The actual broadcast from KGU Honolulu by phone of the Attack on Pearl Harbor 12-7-1941
The surprise was complete. The attacking planes came in two waves; the first hit its target at 7:53 AM local time, the second at 8:55. By 9:55 it was all over. By 1:00 PM the carriers that launched the planes from 274 miles off the coast of Oahu were heading back to Japan.The Japanese launched a total of 353 aircraft in the attack leaving behind chaos, 2,403 dead, 188 destroyed planes and a crippled Pacific Fleet that included 8 damaged or destroyed battleships. Of the eight battleships damaged during the attack, six returned to service. Five Japanese midget submarines joined in the attack. None were effective. One was found beached after the attack making its two-man crew the first Japanese prisoners of war.

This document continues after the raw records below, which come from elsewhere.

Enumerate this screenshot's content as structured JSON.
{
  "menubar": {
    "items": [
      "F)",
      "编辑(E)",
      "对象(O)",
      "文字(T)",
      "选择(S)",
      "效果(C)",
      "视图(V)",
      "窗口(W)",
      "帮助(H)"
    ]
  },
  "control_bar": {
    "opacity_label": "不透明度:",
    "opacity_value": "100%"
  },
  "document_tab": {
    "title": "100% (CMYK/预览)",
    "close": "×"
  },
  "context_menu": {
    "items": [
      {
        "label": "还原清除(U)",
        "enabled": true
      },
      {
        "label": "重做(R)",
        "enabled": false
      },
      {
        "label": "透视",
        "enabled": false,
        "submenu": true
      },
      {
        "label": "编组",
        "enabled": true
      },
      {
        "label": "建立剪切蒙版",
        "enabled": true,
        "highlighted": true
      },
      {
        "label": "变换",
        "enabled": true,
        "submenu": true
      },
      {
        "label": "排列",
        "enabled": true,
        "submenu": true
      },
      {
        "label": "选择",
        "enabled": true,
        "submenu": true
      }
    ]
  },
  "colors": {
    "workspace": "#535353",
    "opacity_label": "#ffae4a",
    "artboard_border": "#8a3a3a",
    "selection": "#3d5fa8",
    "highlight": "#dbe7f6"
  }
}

Farther to the west, the Japanese struck at Hong Kong, Malaysia and Thailand in a coordinated attempt to use surprise in order inflict as much damage as quickly as possible to strategic targets.

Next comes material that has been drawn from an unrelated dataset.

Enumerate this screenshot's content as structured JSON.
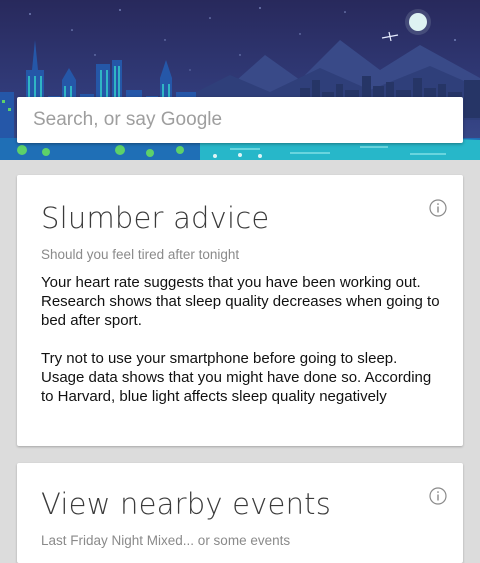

American intelligence, with the benefit of intercepted Japanese messages, had known for some time that Japan was planning an assault, but military leaders had no idea precisely when and where. Hawaii, they assumed, was so far away from Japan that the Japanese navy could never mount an effective attack. Japanís carrier-launched bombers found Pearl Harbor totally unprepared.
The first radio broadcast from station KGU in Honolulu the day of the attack captured the events as they unfolded over several hours. From the roof of their Honolulu studio's building, the radio reporter described significant damage in a transoceanic telephone call to NBC radio headquarters in New York City. What was unknown at the time was that Japanese invaders used the station's signal to lead them to Pearl Harbor.
Word of the attack reached President Roosevelt as he lunched in his oval study on Sunday afternoon. Later, Winston Churchill called to tell him that the Japanese had also attacked British colonies in southeast Asia and that Britain would declare war the next day. Roosevelt responded that he would go before Congress the following day to ask for a declaration of war against Japan. On Monday, December 8, 1941 FDR signed the declaration of war granted by Congress. One day later both Germany and Italy, as partners of Japan in the Tripartite Pact, declared war on the US.